DIRECTEUR(TRICE) GÉNÉRAL(E)

LA FONCTION

  • Responsable, dans le cadre d’un contrat-programme d’une durée de 5 ans (2019-2023), vous développerez un projet artistique et une programmation dans les domaines des musiques actuelles et des arts plastiques dans les différentes salles du lieu, dans le respect d’un budget annuel en équilibre.
  • Vous veillerez également à développer des collaborations avec différents lieux de Wallonie-Bruxelles et à un rayonnement international de la programmation.
  • Vous dirigerez et animerez une équipe permanente (personnel artistique, technique, administratif et budgétaire).
  • Vous définirez la ligne artistique, l’image, la politique de communication et la stratégie numérique.
  • Votre mandat sera de cinq ans, renouvelable 1 fois.

LE PROFIL

  • Vous avez une expérience significative et réussie d’au moins 5 ans de direction d’une entreprise culturelle employant du personnel artistique, technique et administratif ou la direction générale d’un projet artistique d’envergure.
  • Vous avez une connaissance musicale approfondie et un intérêt pour les arts plastiques.
  • Vous avez une maîtrise parfaite de la langue française et une très bonne pratique du néerlandais et de l’anglais.
  • Vous avez une très bonne connaissance du paysage culturel et artistique de la Fédération Wallonie-Bruxelles.

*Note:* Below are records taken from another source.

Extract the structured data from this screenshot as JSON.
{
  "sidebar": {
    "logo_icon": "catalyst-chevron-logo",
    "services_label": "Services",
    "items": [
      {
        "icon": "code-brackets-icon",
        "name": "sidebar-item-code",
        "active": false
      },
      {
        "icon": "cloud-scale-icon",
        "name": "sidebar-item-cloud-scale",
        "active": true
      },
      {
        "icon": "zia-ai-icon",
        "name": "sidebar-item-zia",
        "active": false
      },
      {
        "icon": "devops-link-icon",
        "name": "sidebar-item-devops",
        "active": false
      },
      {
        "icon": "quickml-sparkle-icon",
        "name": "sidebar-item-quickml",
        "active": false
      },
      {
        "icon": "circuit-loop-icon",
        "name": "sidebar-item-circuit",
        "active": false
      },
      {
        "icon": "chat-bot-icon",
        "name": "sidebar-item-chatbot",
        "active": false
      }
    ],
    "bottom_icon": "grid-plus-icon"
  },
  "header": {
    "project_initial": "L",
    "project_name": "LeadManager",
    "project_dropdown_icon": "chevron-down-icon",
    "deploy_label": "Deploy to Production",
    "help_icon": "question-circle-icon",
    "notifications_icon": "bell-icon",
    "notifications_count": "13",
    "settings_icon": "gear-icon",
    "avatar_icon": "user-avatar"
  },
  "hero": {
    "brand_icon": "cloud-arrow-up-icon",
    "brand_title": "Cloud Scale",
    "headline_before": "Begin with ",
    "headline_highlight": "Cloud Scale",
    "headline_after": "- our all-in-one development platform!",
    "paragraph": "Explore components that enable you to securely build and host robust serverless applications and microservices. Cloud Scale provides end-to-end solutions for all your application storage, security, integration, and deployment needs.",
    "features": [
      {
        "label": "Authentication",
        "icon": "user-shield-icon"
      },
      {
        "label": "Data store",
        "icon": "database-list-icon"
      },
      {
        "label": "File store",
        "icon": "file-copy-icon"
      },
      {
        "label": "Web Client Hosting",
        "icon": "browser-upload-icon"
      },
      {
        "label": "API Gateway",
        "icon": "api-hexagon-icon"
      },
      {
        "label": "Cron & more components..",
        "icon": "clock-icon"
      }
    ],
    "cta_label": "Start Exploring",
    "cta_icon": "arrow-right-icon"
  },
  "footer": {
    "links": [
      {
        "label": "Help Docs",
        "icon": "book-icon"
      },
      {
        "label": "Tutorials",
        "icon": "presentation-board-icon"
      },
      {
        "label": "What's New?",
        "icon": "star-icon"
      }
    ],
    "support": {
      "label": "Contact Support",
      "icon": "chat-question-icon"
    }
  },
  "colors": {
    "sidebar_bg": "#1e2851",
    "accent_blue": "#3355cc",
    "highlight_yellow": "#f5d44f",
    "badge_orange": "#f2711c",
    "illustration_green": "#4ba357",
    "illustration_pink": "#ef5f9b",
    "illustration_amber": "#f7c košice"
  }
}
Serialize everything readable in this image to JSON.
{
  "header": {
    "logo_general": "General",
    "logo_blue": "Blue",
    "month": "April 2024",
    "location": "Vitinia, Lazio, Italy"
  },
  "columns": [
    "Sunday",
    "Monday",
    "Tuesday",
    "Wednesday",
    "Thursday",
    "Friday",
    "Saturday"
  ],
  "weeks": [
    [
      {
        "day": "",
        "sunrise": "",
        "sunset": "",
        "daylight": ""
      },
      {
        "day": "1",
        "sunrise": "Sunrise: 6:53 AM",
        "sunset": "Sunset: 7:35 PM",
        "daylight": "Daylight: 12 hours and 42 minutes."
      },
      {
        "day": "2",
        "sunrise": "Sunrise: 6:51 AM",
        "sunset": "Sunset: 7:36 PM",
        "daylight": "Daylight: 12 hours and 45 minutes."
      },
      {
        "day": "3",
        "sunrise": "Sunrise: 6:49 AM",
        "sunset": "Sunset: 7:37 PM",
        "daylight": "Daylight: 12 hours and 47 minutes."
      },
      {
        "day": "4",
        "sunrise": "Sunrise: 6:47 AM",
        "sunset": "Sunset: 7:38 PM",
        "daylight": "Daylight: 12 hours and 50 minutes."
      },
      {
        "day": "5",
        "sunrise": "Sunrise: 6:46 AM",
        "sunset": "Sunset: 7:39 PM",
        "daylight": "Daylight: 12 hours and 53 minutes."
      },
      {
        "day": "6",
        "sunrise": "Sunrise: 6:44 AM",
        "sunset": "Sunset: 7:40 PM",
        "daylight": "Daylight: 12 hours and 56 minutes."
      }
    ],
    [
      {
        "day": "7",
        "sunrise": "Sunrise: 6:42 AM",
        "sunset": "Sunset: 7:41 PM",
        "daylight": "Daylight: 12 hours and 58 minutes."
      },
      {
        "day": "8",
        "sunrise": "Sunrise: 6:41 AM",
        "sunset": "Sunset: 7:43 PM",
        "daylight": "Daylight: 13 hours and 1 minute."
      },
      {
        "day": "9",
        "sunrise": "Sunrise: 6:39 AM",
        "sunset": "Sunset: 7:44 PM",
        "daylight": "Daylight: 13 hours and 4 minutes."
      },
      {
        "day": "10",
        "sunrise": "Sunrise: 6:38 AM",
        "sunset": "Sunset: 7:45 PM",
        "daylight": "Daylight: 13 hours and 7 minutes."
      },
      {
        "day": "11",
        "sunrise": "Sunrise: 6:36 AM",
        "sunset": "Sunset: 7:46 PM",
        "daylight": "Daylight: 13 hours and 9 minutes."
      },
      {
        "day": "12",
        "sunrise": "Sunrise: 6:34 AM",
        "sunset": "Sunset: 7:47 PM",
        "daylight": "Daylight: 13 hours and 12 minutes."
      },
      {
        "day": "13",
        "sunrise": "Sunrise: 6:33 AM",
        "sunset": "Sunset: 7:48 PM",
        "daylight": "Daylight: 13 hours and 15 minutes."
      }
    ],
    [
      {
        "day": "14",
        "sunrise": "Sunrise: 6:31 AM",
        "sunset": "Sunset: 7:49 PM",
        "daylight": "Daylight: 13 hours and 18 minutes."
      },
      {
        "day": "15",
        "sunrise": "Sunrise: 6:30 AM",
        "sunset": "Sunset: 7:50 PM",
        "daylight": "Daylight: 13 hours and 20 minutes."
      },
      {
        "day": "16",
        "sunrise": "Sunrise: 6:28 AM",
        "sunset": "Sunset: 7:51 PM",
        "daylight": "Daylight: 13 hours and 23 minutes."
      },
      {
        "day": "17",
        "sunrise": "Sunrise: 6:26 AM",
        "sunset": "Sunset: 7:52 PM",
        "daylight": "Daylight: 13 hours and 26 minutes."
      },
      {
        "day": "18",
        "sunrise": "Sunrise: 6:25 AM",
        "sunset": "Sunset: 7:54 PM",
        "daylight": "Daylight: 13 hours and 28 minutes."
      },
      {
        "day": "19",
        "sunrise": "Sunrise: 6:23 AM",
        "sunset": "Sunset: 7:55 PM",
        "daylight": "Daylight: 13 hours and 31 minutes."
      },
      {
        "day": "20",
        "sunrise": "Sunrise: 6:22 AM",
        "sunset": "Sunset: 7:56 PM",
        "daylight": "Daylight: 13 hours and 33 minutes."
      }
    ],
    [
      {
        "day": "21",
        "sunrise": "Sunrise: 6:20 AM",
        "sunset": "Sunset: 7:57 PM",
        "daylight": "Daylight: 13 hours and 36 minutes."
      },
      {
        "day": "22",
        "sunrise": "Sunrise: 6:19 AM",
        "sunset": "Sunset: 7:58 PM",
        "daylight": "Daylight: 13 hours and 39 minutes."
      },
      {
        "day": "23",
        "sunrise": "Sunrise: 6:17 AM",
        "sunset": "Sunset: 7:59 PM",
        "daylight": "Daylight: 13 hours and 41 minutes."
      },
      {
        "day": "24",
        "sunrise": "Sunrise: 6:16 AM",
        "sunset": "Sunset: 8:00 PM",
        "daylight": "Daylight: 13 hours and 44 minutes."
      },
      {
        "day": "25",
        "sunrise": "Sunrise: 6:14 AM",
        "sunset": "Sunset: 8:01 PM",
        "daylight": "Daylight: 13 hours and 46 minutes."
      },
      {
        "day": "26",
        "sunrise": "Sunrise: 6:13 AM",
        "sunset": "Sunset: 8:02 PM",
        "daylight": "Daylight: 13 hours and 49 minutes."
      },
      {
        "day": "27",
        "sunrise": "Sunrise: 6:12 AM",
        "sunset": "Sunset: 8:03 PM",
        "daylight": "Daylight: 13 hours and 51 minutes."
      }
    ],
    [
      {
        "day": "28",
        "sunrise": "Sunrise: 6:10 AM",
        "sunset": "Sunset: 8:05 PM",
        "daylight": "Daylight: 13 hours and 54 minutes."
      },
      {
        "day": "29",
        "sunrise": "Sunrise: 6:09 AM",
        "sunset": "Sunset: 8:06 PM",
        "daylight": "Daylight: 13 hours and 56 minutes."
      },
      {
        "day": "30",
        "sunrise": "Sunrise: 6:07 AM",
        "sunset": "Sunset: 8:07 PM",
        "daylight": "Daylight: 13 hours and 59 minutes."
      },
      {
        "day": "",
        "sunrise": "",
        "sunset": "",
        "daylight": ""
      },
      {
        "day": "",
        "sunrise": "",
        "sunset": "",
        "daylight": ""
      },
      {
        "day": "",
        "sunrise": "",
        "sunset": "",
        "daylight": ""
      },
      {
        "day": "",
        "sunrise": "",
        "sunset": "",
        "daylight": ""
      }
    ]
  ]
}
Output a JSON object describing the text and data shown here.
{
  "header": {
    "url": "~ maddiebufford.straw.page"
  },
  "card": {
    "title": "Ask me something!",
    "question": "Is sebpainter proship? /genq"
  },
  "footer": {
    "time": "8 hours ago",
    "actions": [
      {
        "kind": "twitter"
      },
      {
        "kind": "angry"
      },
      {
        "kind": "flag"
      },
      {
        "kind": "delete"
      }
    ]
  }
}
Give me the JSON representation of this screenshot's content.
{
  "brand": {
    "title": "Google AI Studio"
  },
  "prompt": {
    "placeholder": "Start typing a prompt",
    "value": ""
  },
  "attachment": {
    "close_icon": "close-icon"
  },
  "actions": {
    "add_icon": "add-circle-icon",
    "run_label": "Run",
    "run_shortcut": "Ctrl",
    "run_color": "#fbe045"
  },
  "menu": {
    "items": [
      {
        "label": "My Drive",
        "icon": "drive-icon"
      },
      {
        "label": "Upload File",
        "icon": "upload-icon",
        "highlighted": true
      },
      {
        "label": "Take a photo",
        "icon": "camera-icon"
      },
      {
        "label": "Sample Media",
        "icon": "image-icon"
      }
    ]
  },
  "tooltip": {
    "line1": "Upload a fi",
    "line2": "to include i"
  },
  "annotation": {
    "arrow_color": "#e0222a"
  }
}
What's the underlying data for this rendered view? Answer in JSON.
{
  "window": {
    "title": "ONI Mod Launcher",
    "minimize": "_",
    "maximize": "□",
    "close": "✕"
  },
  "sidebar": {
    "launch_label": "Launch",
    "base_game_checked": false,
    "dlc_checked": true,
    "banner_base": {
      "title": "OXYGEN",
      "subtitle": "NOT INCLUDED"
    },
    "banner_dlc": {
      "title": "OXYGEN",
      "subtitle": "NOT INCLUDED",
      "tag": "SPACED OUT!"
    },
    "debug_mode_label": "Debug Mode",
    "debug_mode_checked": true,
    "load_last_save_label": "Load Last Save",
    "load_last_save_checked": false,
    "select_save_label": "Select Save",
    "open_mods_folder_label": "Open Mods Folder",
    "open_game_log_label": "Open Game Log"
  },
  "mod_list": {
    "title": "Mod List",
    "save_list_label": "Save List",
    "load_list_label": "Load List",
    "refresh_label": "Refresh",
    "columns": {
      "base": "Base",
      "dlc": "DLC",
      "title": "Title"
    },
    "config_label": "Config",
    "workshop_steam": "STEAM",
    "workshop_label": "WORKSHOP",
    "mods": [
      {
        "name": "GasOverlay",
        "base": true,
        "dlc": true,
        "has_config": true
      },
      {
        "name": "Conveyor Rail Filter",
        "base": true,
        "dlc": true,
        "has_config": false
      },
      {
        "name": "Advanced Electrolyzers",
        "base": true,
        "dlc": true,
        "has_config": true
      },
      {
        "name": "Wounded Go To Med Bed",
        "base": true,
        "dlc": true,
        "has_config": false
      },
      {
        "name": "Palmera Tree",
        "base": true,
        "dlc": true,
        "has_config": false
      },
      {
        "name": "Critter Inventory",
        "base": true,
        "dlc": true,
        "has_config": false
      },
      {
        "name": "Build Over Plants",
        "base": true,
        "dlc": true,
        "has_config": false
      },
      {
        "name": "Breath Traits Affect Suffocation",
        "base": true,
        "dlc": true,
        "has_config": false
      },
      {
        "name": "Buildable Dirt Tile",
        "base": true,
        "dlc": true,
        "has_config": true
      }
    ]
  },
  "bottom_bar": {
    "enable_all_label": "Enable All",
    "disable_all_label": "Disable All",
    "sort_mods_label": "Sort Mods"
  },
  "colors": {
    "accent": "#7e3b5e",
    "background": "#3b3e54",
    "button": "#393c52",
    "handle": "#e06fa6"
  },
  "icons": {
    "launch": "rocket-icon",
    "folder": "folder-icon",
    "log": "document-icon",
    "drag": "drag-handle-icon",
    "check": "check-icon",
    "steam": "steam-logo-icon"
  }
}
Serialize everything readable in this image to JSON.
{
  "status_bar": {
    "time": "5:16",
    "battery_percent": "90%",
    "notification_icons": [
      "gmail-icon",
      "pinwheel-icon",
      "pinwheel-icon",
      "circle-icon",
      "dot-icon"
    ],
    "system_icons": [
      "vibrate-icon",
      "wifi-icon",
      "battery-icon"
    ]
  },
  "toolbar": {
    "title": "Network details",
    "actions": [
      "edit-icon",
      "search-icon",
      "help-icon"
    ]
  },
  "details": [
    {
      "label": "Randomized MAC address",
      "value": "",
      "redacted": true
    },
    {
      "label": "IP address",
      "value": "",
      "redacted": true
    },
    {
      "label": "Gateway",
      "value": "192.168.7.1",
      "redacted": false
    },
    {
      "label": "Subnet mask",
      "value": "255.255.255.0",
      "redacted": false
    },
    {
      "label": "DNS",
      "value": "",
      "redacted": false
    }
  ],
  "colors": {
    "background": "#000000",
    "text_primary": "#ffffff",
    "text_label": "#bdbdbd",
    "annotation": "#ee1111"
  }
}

Vous avez une bonne connaissance du secteur culturel belge et international notamment des réseaux et programmes européens.
  • Vous êtes disponible à partir du 1er juin 2018.

LES OBJECTIFS

  • Assurer le rayonnement du Botanique tant sur le plan national qu’international.
  • Proposer et réaliser une programmation qui favorise une fréquentation optimale et une rencontre avec tous les publics.
  • Dans ce cadre, soutenir la création des artistes de la Fédération WB tout particulièrement dans le domaine musical et celui des arts plastiques.
  • Développer des programmes de médiation dans les 2 domaines artistiques principaux en vue de sensibiliser et d’élargir les publics.

LE BOTANIQUE OFFRE
Un emploi passionnant, un défi à relever au sein d’une infrastructure prestigieuse et d’envergure et d’une équipe motivée et de grande expérience professionnelle, une rémunération en relation avec les responsabilités du poste à pourvoir et en référence au barème de directeur général de la fonction publique en Fédération WB.

LA PROCÉDURE

  • Les candidatures rédigées en français, accompagnées d’un CV, d’un certificat de bonne vie et moeurs et d’un projet artistique chiffré de 20 pages max. sont à adresser sous enveloppe fermée au Botanique à l’attention Monsieur Jean Demannez, Président du Conseil d’administration et par courriel via le bouton POSTULER avant le 25 janvier 2018.
  • Une audition sera organisée pour les candidat( e)s sélectionné(e)s.
  • Le Botanique garantit la confidentialité des candidatures.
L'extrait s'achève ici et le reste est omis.